Colombia tiene hasta el próximo 6 de julio para intentar evitar una eventual afectación arancelaria a sus exportaciones hacia Estados Unidos, luego de que la Oficina del Representante Comercial de Estados Unidos (USTR) incluyera al país en un grupo de economías que, según su análisis, no cuentan con mecanismos suficientes para impedir la importación de bienes producidos con trabajo forzoso.
La advertencia fue hecha por la Cámara Colombo Americana (AmCham Colombia), que pidió al Gobierno Nacional responder con carácter prioritario a la investigación adelantada por la administración estadounidense y adoptar medidas que permitan corregir las observaciones formuladas por Washington.
El reporte también señala que Colombia compite con Estados Unidos en sectores como aluminio, algodón, electrónica y baterías de litio, y exporta a ese mercado productos vinculados a insumos catalogados como de riesgo, entre ellos café, algodón, níquel, aluminio y aceite de palma.
“La investigación de la USTR debe ser tomada con la mayor seriedad. Aunque aún no hay una decisión definitiva, Colombia tiene hasta el 6 de julio para actuar de manera proactiva y presentar una respuesta técnica que evite una eventual afectación arancelaria a sus exportaciones”, afirmó la presidenta de AmCham Colombia, María Claudia Lacouture.
La preocupación surge luego de que la USTR publicara el pasado 2 de junio las conclusiones de una investigación iniciada en marzo por la administración del presidente Donald Trump.
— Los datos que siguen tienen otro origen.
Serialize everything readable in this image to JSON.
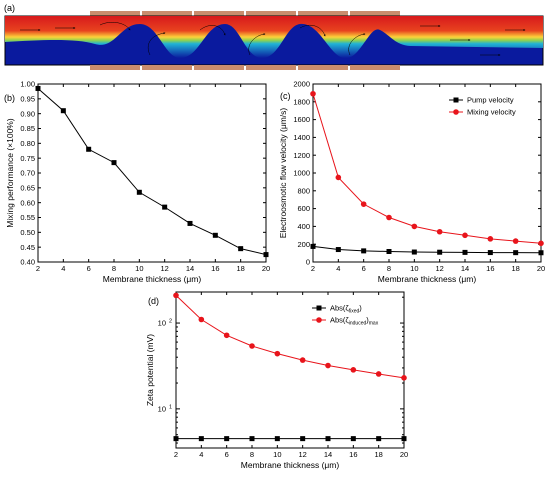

El informe concluye que Colombia, junto con otras 53 economías, ha fallado en prohibir e imponer de manera efectiva restricciones a la importación de bienes producidos con trabajo forzoso.
Según AmCham, este hallazgo podría servir como fundamento para la adopción de medidas correctivas bajo la Sección 301 de la Ley de Comercio de 1974, una herramienta utilizada por Estados Unidos para responder a prácticas comerciales que considera injustas o restrictivas.
La entidad señaló que el Gobierno debe demostrar con acciones concretas que Colombia rechaza el trabajo forzoso y que las empresas exportadoras cumplen estándares internacionales de responsabilidad. Entre las medidas sugeridas figuran una prohibición expresa a la importación de bienes producidos bajo estas condiciones, el fortalecimiento de los mecanismos de trazabilidad, una mayor cooperación aduanera y procesos de debida diligencia sobre el origen de insumos y cadenas de suministro.
El informe de la USTR ubica a Colombia entre los países más expuestos debido a que no cuenta con una prohibición legal explícita equivalente a la Sección 307 de la Ley Arancelaria de Estados Unidos de 1930. Además, el Tratado de Libre Comercio entre ambos países incluye compromisos relacionados con la eliminación del trabajo forzoso.
La advertencia se produce en momentos en que las exportaciones colombianas hacia Estados Unidos, principal socio comercial del país, crecieron 13,2% entre enero y abril de 2026 y alcanzaron US$5.561,7 millones. Sin embargo, las exportaciones agropecuarias retrocedieron 6% en el mismo período, con caídas en productos como café, flores, confitería y alimentos.
AmCham advirtió que una respuesta oportuna permitiría mejorar la posición de Colombia ante las autoridades estadounidenses, proteger a las empresas que cumplen con las normas internacionales y reducir el riesgo de medidas que afecten la competitividad y el acceso de productos colombianos al principal mercado de exportación del país.